ICT has taken over our offices

By Rafiq Raja

It is really amazing how far we have come to depend on modern information communications technology (ICT) in the office.

This was brought home recently when we were deprived of the Outlook Express system, which deals with the emails, due to the corruption of some original.

The result was that it disrupted the normal rhythm of the office, as instead of being able to send a one line or few pages of documents in a matter of seconds, by using the email, you had to think of using the telephone, sending a fax or even sending memos and letters by post.

On top of this you are denied access to books and materials via the internet, which become important as the office no longer has reference and text books in the same quantity as before.

The ICT revolution has made things so convenient that we have forgotten what life in the office was like only a generation ago.

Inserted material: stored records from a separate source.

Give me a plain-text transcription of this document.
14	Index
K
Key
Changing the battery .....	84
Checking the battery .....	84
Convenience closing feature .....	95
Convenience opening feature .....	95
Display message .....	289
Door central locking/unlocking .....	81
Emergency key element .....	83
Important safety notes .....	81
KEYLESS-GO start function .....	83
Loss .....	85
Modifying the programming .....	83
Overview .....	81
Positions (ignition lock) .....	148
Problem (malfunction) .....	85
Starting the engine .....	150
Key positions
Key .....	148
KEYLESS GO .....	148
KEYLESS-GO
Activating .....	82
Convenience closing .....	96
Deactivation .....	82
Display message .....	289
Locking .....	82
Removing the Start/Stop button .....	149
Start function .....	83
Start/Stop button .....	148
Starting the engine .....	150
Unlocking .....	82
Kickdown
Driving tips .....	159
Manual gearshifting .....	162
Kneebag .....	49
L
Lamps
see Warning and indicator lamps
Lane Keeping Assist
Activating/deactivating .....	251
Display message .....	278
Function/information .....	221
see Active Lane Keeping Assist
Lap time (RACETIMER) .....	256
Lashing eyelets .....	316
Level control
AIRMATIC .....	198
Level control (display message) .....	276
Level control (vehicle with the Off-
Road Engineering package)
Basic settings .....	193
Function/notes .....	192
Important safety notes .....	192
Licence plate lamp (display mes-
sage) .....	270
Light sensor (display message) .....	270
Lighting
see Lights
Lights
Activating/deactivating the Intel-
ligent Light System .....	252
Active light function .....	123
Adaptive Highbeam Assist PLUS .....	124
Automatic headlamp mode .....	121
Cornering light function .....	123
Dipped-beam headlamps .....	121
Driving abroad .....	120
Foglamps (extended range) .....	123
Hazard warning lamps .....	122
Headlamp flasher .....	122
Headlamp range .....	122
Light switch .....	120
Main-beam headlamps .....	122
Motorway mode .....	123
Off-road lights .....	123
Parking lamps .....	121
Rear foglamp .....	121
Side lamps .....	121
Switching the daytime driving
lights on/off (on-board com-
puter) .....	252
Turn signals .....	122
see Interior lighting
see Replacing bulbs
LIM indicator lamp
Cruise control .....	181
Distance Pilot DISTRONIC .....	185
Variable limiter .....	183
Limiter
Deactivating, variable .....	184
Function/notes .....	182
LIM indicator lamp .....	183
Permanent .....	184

The email is certainly more convenient to use for many cases where a telephone call takes too long, especially if you have to wait in a queue and then find that the person you want is either talking to someone else or not there.

In the circumstances the email serves a wonderful function and the message is there for the recipient as soon as they switch their PC on. Less than a quarter of a century ago letters had to be drafted on a piece of paper, which was given to the typist to type the letter for you
"The ICT revolution has made things so convenient that we have forgotten what life in the office was like only a generation ago."

If a mistake was made then it was corrected manually or the whole page had to be re-typed as the typewriters of the day had no memory.

Indeed it was a big advance when our office acquired "electric" typewriters, (as opposed to electronic) which could remember the previous line and thus corrections were possible on a small scale.

By the start of the 1980s we advanced to dictaphones and the typist moved on to word processing using the computer, which allowed for drafts to be saved and edited with considerable ease.

The computer can save all your letters and allow you access in a matter of seconds; the computer has thus become an essential tool in any office and even in the home, as it allows you to put things on "paper", as it were.

It took a valiant effort by the ICT department in our office to restore the email facility after a couple of days, which also proved another point that while the computer and all it offers is wonderful, it is also easy to lose information which then becomes difficult to reconstruct, unless you kept a hard copy

This then goes against the move to a "paperless" office, which most people seem to be in favour of, but not in agreement as to what ought to be retained as hard copy.

The move to a "paperless office" is inevitable, given not only the technological advances made over the last decade but because the price of a square foot of space in London is very high.

One can just imagine the rent for storage space, essentially for files which are unlikely to be needed again.

As a nation we seem to produce a lot of waste paper, which may not be an ecologically sound move as it not only requires acres of trees as raw material but it needs a lot of water and electricity and other harmful chemicals which are needed to produce a ton of paper.

We are inundated with junk mail from all sides and as a result our newly provided paper bin is full to the brim well before the collection time each fortnight.

I am sure we can devise some sort of system to reduce the production of so much waste paper and packaging, which seem to cost an arm and a leg to have disposed of properly.